In a way this conjunction is humanism writ large: we can experience refreshment through aesthetic bliss in the marvels of exemplary craftsmanship and organization, but the pearl of this process is enmeshed in consumer society. Post-renaissance, post-aristocracy, it is finance economy that enables 1.4 billion international tourists (in 2018) to travel to see the fruits of another culture. Tourism in this vein is motivated to a great extent by humanism; the industry is a sum of the following equation: surplus income from the finance economy (beyond the subsistence economy) plus the affective pull of expectation that one may experience the breadth of achievements of which mankind is capable.

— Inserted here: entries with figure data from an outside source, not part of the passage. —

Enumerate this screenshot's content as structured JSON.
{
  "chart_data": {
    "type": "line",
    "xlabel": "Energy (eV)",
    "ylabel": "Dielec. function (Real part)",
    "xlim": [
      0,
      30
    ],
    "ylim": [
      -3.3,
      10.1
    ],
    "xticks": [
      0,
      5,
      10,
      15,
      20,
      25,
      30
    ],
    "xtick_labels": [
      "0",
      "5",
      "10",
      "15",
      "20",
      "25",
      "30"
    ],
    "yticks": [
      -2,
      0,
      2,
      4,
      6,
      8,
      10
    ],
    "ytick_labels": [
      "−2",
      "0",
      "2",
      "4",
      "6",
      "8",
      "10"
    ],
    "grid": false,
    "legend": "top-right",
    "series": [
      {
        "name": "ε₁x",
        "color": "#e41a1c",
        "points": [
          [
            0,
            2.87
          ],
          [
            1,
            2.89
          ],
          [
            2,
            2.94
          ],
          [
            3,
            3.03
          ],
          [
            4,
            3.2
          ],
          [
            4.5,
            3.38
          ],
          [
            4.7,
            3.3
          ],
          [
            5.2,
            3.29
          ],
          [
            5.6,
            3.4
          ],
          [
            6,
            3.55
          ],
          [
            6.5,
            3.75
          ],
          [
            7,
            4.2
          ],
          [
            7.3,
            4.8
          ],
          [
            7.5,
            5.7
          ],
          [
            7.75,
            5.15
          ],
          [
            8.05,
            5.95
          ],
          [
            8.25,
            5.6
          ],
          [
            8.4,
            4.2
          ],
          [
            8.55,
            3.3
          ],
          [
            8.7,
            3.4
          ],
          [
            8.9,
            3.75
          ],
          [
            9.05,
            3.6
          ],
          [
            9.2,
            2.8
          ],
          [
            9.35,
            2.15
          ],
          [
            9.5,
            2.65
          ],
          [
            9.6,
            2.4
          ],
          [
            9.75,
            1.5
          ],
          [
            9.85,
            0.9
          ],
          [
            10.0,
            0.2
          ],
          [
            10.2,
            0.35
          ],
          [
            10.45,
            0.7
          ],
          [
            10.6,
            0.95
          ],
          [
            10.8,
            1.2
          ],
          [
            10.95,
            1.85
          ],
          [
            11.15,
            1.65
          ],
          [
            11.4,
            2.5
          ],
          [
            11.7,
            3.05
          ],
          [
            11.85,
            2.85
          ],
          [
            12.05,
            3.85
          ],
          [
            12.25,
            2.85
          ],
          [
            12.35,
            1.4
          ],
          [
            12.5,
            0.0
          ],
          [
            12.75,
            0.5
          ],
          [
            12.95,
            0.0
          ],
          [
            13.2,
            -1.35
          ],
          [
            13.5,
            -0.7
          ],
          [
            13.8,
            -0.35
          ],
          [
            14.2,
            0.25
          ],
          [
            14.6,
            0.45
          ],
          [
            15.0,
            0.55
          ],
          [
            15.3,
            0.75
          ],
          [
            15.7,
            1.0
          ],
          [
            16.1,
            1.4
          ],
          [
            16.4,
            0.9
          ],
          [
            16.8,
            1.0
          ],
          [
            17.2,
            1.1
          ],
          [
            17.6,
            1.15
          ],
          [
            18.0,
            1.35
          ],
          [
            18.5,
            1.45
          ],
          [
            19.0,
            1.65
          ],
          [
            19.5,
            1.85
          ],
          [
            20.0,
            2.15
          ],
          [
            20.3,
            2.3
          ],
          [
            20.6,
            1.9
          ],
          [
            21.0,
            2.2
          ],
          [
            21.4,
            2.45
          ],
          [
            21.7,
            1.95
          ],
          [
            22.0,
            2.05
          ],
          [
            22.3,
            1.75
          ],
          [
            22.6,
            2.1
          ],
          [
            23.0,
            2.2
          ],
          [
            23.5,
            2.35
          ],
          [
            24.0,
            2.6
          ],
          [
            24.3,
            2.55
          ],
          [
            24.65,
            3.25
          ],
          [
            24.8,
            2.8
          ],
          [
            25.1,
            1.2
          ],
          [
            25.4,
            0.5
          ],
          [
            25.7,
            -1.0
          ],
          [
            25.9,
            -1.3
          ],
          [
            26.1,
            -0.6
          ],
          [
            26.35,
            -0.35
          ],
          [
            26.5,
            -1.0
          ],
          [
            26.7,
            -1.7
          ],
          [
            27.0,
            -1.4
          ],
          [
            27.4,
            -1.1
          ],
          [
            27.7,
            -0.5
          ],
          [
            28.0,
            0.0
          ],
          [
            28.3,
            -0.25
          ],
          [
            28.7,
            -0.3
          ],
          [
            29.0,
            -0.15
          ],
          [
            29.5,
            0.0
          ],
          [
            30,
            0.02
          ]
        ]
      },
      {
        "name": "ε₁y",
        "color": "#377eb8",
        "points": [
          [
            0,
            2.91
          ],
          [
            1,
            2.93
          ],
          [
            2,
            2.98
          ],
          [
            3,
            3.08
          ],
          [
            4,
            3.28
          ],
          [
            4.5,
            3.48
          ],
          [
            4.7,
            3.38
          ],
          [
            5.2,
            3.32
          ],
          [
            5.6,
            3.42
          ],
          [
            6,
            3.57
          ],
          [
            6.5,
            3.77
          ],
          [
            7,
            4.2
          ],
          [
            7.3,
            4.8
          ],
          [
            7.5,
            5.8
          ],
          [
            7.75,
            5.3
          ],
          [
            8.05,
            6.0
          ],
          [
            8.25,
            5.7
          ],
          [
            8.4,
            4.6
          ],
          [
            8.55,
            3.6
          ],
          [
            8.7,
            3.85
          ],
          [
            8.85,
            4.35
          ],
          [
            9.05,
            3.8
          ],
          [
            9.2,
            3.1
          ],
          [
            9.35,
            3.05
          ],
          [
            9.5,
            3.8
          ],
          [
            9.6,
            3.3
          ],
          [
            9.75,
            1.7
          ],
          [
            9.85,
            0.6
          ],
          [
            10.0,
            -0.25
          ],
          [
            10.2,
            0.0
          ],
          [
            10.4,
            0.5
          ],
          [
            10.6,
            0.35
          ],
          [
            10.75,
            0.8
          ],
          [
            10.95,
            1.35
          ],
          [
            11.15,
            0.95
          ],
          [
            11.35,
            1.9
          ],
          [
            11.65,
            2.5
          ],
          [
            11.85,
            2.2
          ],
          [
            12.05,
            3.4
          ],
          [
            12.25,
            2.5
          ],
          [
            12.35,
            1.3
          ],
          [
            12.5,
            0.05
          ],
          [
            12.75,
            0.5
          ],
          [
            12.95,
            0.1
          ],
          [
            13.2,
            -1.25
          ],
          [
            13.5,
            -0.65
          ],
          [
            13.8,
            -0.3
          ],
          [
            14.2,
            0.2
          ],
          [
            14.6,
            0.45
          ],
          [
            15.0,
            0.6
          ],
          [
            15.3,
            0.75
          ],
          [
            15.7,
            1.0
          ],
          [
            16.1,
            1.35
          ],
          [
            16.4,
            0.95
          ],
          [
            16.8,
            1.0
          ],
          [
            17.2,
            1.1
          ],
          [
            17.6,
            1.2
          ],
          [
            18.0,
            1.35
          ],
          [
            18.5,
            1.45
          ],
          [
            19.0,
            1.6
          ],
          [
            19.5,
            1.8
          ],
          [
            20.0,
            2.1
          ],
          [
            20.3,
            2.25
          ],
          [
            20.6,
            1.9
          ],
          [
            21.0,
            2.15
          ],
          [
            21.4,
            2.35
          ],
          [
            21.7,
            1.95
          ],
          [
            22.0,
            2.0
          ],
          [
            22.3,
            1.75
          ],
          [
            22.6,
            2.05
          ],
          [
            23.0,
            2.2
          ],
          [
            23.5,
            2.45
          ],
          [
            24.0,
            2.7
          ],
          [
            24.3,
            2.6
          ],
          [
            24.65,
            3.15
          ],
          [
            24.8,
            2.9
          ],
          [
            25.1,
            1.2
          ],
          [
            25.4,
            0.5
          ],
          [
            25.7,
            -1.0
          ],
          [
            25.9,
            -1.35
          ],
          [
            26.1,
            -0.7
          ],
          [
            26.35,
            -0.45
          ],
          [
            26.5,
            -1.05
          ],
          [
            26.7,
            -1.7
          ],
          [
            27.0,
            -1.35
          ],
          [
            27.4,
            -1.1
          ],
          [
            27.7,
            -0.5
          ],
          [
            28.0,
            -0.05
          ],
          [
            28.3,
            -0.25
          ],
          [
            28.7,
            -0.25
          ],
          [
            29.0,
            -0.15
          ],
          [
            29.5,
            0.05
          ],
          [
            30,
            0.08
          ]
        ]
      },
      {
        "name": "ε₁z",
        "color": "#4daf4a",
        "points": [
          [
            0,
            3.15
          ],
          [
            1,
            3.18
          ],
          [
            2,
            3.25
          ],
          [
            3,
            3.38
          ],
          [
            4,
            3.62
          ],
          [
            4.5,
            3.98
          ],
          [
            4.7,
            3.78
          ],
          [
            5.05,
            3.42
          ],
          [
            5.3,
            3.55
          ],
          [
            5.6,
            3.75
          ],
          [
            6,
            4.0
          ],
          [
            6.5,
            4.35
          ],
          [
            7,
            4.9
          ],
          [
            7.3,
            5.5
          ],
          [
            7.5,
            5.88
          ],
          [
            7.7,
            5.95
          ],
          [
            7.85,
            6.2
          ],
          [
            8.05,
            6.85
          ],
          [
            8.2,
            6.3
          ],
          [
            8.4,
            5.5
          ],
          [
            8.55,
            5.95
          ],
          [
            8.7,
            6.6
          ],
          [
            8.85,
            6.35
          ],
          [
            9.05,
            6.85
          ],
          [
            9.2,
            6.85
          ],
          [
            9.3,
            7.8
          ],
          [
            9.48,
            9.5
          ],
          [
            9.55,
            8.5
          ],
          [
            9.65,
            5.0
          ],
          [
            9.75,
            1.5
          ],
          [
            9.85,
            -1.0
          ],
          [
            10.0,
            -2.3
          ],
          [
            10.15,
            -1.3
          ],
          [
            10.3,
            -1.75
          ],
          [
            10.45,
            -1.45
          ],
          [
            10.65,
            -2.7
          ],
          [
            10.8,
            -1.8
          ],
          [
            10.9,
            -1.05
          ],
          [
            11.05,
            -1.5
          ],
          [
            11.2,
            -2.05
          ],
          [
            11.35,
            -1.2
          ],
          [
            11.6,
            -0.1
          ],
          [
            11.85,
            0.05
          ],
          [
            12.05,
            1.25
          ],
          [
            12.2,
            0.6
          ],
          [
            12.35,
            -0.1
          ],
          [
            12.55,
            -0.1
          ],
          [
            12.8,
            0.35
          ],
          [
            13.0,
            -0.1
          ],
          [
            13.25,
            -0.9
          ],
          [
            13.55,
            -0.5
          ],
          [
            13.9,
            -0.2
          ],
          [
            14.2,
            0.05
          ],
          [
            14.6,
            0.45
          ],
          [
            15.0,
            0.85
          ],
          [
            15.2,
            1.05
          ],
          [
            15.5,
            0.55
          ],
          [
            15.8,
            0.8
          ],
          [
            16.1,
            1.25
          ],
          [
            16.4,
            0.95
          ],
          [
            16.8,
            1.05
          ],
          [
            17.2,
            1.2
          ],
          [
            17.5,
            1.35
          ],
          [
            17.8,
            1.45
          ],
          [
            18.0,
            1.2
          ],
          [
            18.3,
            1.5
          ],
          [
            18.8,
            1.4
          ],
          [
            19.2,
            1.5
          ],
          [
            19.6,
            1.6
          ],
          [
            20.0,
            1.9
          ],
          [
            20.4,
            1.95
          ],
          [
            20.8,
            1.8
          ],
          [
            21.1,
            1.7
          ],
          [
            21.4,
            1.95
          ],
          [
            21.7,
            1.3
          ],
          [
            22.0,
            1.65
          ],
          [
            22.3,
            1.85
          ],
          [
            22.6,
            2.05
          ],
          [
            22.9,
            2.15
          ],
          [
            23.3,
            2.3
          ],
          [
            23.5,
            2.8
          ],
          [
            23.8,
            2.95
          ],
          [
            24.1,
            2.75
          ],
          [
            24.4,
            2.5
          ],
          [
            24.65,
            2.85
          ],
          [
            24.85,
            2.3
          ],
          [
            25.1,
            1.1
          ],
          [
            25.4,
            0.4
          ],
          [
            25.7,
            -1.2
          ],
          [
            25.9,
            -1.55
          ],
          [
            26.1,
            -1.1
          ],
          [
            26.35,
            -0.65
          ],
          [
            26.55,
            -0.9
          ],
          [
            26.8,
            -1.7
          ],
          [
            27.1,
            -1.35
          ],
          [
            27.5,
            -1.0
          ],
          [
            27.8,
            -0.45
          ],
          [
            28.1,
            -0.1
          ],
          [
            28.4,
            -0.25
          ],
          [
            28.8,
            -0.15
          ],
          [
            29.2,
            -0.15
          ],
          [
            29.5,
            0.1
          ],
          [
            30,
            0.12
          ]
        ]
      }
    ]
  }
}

As I wrote in an earlier post, tourism is a form of modern rootlessness, a form of coping through decadence; it embodies the magnetism of the unnamable through facile forms of the historicizing transmogrification of cities into living ethnographic museums. In the next post, I will consider the durability of this form of humanism, how it has been modified in our age of technological feats in communication and media, and what a post-humanism may look like.

References

James, Henry. (1883). The Madonna of the future. Library of America edition.

Urry, J. (1990). The tourist gaze: Leisure and travel in contemporary societies. London: Sage Publications.

Cassirer, Ernst (1963). The Individual and the Cosmos in Renaissance Philosophy. Translated with an Introduction by Mario Domandi. Blackwell.